Opposition kritisiert die "absurd hohen" Boni der Geschäftsführer der ABBAG im Rechnungshofausschuss

Wien (PK) – Mit den Prüfberichten über die Bankenabwicklung in Österreich sowie über das Rücklagensystem des Bundes standen zwei weitere Finanzthemen auf der heutigen Agenda des Rechnungshofausschusses. Wie der geordnete Marktaustritt von Kreditinstituten in Österreich organisiert ist, prüfte der Rechnungshof im Jahr 2019. Im Zentrum stand dabei die Tätigkeit der Finanzmarktaufsichtsbehörde, die für die Umsetzung der im Zuge der Bankenunion festgelegten EU-weit einheitlichen Regelungen auf nationaler Ebene vorrangig zuständig ist. Sie hat in Abstimmung der Österreichischen Nationalbank und dem Finanzministerium die Abwicklungspläne für insgesamt 451 österreichische Kreditinstitute zu erstellen. Rechnungshofpräsidentin Margit Kraker regte dabei unter anderem eine Verkürzung der Planungszyklen sowie den Aufbau einer umfassenden Expertise bei der FMA an, um kritische Tätigkeiten eigenständig erfüllen zu können.
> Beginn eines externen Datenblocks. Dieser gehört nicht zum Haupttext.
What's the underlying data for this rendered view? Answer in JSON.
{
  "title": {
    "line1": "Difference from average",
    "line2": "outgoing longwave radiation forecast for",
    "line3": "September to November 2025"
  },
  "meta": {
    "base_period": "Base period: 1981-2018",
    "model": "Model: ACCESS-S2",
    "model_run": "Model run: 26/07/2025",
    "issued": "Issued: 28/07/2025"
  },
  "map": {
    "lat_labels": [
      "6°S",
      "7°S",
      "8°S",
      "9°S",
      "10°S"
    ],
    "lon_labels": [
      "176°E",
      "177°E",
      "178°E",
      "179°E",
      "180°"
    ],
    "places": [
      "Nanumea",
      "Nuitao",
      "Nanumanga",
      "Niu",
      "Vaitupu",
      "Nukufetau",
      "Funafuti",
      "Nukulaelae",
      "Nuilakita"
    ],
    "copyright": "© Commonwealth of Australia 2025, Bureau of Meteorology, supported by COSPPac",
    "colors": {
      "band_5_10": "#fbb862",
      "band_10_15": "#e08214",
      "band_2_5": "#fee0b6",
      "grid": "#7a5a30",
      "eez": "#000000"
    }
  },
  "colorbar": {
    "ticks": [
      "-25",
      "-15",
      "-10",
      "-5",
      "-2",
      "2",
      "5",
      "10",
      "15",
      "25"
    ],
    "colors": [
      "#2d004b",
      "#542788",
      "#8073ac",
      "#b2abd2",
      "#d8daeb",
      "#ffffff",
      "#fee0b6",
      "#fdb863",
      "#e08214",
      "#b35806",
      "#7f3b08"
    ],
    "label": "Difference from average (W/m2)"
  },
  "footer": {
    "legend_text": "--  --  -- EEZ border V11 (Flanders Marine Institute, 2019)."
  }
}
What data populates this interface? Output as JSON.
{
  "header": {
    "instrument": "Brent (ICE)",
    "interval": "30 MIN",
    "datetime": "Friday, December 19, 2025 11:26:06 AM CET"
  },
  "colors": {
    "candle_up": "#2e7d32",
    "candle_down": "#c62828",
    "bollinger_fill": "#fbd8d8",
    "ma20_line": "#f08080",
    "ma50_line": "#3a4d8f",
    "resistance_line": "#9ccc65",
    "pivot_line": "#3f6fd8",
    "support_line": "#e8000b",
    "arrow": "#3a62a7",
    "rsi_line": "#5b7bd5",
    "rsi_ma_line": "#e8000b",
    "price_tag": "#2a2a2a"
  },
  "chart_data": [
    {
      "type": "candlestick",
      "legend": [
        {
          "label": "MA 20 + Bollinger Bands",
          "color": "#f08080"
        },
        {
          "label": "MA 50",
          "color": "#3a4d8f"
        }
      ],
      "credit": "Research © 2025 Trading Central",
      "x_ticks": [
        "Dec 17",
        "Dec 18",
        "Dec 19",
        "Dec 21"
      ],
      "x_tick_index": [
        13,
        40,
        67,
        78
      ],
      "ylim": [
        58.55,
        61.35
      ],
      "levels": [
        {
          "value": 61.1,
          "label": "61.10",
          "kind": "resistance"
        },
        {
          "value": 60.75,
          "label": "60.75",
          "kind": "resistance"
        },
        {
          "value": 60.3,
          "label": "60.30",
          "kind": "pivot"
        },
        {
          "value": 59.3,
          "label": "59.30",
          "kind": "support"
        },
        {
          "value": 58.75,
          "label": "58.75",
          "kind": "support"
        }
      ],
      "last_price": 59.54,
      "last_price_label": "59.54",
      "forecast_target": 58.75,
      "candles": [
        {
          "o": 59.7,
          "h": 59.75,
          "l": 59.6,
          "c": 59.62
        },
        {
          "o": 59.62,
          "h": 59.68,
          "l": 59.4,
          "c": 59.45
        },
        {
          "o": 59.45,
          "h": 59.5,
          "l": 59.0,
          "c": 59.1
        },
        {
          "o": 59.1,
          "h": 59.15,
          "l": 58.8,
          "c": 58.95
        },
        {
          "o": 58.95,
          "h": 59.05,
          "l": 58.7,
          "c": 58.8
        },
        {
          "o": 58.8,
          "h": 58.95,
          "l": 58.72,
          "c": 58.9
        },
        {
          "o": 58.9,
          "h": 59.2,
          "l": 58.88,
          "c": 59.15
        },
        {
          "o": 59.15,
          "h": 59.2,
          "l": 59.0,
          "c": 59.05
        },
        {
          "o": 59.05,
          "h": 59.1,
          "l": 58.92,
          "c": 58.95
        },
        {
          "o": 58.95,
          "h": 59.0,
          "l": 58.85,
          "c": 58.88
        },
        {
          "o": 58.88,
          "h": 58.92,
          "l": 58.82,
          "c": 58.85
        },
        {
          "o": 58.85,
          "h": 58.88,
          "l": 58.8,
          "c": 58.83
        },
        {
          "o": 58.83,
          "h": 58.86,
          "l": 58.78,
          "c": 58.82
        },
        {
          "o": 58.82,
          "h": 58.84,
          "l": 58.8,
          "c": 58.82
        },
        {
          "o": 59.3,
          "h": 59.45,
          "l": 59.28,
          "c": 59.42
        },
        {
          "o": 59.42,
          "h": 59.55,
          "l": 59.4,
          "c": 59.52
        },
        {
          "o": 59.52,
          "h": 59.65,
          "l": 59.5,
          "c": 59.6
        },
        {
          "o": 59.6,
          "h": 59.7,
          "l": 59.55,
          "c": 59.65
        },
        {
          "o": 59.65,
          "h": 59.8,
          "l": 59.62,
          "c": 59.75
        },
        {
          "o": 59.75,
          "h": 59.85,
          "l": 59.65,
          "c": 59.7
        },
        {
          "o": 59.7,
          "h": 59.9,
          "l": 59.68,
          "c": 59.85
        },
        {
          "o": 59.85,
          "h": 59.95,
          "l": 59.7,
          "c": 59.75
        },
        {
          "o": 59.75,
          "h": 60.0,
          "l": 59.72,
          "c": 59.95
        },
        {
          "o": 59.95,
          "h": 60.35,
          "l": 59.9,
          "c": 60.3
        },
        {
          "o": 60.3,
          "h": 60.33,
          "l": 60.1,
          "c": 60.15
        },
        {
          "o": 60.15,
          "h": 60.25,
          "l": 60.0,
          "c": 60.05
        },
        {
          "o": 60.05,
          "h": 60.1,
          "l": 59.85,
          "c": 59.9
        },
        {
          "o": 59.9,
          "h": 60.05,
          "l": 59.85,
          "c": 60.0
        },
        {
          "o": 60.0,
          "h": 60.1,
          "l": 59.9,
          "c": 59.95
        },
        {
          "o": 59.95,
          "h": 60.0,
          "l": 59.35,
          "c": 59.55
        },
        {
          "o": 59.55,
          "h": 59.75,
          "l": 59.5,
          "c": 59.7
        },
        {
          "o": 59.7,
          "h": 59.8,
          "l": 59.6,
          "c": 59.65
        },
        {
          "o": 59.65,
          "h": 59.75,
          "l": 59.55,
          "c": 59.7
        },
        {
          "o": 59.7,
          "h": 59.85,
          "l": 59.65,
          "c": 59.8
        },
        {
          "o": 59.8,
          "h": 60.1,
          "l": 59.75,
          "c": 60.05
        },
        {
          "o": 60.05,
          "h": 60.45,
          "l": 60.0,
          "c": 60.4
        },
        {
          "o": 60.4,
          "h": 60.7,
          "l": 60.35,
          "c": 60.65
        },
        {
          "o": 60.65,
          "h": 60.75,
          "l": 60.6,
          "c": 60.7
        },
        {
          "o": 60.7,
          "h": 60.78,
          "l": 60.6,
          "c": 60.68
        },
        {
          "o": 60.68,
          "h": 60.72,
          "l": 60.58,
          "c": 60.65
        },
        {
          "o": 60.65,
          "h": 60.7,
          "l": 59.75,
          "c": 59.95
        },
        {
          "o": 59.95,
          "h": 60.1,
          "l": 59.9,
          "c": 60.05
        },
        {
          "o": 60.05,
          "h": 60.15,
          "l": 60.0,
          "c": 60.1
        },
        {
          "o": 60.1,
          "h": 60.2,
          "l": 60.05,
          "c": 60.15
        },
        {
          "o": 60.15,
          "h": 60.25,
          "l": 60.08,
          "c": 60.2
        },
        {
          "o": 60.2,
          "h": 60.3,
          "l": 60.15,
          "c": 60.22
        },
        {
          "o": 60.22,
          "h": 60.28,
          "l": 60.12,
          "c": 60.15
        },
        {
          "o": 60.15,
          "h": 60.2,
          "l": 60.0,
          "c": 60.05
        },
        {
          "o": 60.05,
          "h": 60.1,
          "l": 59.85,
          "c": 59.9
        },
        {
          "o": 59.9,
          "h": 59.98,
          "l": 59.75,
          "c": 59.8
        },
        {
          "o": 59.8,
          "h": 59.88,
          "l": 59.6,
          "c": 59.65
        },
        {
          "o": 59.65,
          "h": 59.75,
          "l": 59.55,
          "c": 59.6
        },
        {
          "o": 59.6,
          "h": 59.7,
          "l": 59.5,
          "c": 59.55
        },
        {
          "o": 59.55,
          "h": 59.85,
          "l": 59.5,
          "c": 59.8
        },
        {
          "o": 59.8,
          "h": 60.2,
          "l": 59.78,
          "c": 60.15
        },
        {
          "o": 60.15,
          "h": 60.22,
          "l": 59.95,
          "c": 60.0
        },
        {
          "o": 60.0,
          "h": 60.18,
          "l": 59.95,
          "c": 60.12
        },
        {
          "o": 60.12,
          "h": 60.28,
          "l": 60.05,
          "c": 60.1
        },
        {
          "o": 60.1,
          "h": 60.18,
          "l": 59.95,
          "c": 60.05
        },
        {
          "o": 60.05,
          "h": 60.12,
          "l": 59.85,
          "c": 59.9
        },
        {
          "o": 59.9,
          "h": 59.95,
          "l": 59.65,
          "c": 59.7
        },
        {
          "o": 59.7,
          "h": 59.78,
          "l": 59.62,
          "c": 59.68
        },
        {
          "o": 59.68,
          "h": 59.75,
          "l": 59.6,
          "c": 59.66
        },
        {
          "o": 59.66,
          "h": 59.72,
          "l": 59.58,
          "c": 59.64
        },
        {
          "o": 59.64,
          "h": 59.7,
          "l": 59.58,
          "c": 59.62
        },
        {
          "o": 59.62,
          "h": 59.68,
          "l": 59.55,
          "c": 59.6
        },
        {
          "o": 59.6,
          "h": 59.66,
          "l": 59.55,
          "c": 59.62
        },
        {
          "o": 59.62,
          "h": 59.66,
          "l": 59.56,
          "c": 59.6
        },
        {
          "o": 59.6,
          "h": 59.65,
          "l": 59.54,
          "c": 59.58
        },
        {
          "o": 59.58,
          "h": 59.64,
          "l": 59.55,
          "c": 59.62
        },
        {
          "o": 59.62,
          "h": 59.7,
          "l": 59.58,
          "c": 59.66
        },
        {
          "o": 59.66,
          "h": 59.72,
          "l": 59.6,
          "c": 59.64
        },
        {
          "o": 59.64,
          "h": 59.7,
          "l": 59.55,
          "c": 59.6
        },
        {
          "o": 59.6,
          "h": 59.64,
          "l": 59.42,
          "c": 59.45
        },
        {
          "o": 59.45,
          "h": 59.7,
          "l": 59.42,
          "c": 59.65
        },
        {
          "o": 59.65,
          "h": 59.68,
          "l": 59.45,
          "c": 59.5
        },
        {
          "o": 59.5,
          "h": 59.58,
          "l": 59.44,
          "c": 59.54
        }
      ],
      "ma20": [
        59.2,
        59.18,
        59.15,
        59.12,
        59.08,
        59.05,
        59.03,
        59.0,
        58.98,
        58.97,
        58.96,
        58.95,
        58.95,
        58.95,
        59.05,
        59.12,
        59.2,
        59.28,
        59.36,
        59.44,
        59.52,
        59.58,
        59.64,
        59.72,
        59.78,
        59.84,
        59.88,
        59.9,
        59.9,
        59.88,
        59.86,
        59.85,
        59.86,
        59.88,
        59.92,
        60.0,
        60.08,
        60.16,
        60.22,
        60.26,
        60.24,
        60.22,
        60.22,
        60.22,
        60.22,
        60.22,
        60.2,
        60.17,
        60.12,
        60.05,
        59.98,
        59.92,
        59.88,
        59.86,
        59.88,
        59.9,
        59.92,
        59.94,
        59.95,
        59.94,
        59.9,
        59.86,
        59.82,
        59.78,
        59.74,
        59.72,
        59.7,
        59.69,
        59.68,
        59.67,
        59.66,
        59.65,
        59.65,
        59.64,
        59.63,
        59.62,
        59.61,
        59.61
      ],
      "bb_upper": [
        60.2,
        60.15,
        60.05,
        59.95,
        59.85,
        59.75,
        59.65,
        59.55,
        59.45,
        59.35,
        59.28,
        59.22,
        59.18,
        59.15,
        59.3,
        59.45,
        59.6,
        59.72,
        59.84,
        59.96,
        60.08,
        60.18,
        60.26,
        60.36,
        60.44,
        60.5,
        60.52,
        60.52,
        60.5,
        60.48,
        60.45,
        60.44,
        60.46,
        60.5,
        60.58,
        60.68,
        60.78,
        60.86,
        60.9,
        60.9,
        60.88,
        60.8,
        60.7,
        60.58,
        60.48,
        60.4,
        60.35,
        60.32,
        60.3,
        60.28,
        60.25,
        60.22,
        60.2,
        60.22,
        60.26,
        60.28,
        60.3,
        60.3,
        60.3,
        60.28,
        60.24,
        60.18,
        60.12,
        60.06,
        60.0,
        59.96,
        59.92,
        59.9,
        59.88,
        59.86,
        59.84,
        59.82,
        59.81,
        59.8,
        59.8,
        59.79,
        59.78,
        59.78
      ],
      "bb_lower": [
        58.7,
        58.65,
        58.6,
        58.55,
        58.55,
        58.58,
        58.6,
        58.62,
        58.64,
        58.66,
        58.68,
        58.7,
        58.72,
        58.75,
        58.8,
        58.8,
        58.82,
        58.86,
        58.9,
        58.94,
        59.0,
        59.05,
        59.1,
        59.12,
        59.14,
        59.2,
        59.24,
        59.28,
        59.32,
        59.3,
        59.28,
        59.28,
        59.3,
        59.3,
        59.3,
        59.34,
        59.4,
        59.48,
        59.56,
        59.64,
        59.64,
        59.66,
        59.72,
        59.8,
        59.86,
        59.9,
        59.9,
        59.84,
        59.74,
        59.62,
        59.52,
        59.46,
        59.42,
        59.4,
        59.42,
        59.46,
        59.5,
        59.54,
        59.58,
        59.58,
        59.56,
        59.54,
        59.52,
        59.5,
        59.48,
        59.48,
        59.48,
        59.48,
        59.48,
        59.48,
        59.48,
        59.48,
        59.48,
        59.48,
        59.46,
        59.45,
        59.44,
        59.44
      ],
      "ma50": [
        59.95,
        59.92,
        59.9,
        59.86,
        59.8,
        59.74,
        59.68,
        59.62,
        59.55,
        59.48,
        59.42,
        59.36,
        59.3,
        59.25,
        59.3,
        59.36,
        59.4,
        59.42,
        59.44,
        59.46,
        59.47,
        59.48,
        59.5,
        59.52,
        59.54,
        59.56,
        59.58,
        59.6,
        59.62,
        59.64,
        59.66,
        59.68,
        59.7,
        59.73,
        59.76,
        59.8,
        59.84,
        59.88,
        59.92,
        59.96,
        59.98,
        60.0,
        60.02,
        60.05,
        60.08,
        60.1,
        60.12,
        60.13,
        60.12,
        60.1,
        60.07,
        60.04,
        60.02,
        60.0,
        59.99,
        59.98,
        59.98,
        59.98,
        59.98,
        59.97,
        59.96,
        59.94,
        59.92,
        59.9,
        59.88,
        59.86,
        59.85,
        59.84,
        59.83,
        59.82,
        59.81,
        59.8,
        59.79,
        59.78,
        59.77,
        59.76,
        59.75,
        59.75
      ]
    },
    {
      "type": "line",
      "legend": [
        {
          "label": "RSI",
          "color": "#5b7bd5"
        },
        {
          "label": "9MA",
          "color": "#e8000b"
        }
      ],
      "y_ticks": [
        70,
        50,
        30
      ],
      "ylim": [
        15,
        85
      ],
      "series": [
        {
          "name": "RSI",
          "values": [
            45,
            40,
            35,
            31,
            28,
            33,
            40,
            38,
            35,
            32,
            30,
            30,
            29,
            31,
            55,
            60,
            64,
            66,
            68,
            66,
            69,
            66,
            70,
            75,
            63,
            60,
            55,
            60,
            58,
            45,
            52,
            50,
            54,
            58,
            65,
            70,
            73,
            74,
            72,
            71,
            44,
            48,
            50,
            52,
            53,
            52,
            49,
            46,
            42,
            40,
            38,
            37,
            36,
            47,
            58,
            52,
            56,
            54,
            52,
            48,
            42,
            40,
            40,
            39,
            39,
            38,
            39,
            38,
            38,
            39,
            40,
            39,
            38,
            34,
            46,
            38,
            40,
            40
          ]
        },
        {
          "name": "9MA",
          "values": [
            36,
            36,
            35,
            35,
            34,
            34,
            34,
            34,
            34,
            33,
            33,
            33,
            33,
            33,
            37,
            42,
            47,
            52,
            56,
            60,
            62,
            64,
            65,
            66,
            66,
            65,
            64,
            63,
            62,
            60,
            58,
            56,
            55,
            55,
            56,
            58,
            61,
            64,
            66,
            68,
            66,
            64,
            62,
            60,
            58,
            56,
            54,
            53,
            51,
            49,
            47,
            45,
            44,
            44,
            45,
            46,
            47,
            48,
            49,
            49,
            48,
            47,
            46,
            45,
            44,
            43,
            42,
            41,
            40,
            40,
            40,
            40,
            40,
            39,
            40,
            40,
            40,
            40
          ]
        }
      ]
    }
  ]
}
Der Bericht wurde einstimmig zur Kenntnis genommen.

Bei der Diskussion über die drei österreichischen Abbauinstitute HETA, KA Finanz AG und immigon entbrannte dann eine Diskussion über die aus Sicht der Opposition "absurd hohen" Bonuszahlungen an die Geschäftsführer der ABBAG, die für die Abwicklung der HETA zuständig ist.

Einstimmig zur Kenntnis genommen wurde auch ein Bericht, in dem der Rechnungshof Vorschläge zur Reform des Rücklagensystem des Bundes macht. Finanzminister Magnus Brunner kündigte an, dass ein erster Schritt noch heuer erfolgen wird, mit dem Gesamtpaket sei nächstes Jahr zu rechnen.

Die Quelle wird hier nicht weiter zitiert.